Dark humor? No, this is a brutal reality that seeps into your bones.
In the foundry's underground archives, every body was numbered with a serial number, and every drop of sweat was converted into production value.
The workers lined up to receive not only their daily rations, but also their permit to survive as "production resources".
Here, humans themselves, and the skeletal remains and their derivatives, are merely registered and quantifiable means of production, no different in essence from ores and fuels.
Flesh and blood became the cheapest lubricant and fuel.
When a conveyor belt in a workshop makes a screeching noise, the foreman's first reaction is not to add lubricant, but to order several workers to manually adjust the running machinery—after all, their medical expenses are much cheaper than the cost of mechanical wear and tear.
This is the true face of the human empire.
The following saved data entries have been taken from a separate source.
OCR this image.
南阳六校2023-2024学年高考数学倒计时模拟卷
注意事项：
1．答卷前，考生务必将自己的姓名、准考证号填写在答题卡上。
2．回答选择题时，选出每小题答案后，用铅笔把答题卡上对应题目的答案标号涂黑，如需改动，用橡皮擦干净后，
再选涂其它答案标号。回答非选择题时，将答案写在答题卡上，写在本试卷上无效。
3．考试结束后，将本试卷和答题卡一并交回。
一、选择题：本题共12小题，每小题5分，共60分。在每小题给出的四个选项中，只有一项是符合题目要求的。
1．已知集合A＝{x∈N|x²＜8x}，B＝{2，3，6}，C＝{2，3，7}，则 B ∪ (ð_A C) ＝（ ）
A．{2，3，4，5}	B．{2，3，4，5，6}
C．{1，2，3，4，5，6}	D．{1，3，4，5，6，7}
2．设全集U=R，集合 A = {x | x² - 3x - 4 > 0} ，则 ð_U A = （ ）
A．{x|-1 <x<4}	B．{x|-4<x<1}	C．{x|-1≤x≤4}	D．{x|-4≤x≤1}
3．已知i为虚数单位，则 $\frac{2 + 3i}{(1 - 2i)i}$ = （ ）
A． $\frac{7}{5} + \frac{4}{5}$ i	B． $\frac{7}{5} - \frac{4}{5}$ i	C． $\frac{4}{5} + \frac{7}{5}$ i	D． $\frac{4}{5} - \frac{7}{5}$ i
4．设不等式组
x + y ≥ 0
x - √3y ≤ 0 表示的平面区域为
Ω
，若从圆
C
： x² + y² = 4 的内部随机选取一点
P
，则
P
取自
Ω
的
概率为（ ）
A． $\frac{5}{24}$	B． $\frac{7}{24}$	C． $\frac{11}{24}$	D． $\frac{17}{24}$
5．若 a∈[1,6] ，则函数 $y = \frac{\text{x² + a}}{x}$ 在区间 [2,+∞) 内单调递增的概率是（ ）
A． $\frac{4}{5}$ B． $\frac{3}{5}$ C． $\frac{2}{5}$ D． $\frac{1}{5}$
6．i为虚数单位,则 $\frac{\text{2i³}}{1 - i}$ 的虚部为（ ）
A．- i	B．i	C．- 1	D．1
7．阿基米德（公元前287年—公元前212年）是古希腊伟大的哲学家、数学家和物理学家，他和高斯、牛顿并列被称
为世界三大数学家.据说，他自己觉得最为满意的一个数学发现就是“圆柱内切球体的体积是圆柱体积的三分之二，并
A monument to civilization built upon countless walking corpses, a distorted system that operates by devouring its own people, a living corpse that has been gradually decaying over millennia yet continues to move forward.
No wonder that when Robert Guilliman awoke from his millennia-long slumber and witnessed this monster, a product of his father’s ideals, he was heartbroken and nearly wished for death.
What he saw was not the continuation of human glory, but a mad machine that placed efficiency above humanity, a distorted civilization that used its fellow human beings as fuel.
Any pioneer who once participated in igniting the flame of hope for humanity's starry sea, after crossing the chasm of ten thousand years, would fall into boundless despair upon facing this quagmire of despair that relies on chewing on its own corpses to keep going, due to the bone-chilling absurdity and betrayal.
Those slogans that once proclaimed "for the future of humanity" now sound like the most biting mockery of reality.
All our struggles, the blood we shed and the ideals we cherished, have ultimately given birth to such a deformed creation.
This question, like a persistent boil, gnaws at every heart that still retains a conscience.
The ever-burning flames of the foundry's furnaces reflect not only the molten metal but also the terrifying process of a civilization's gradual alienation.
For a rigid empire that has existed for thousands of years, decay seems to be its only destiny.
This colossal object is like a cursed mummy, slowly decaying in the long river of time, yet refusing to fall due to some twisted obsession.
Its joints were rusted and solidified, its blood vessels were clogged and hardened, yet it still dragged its decaying body forward.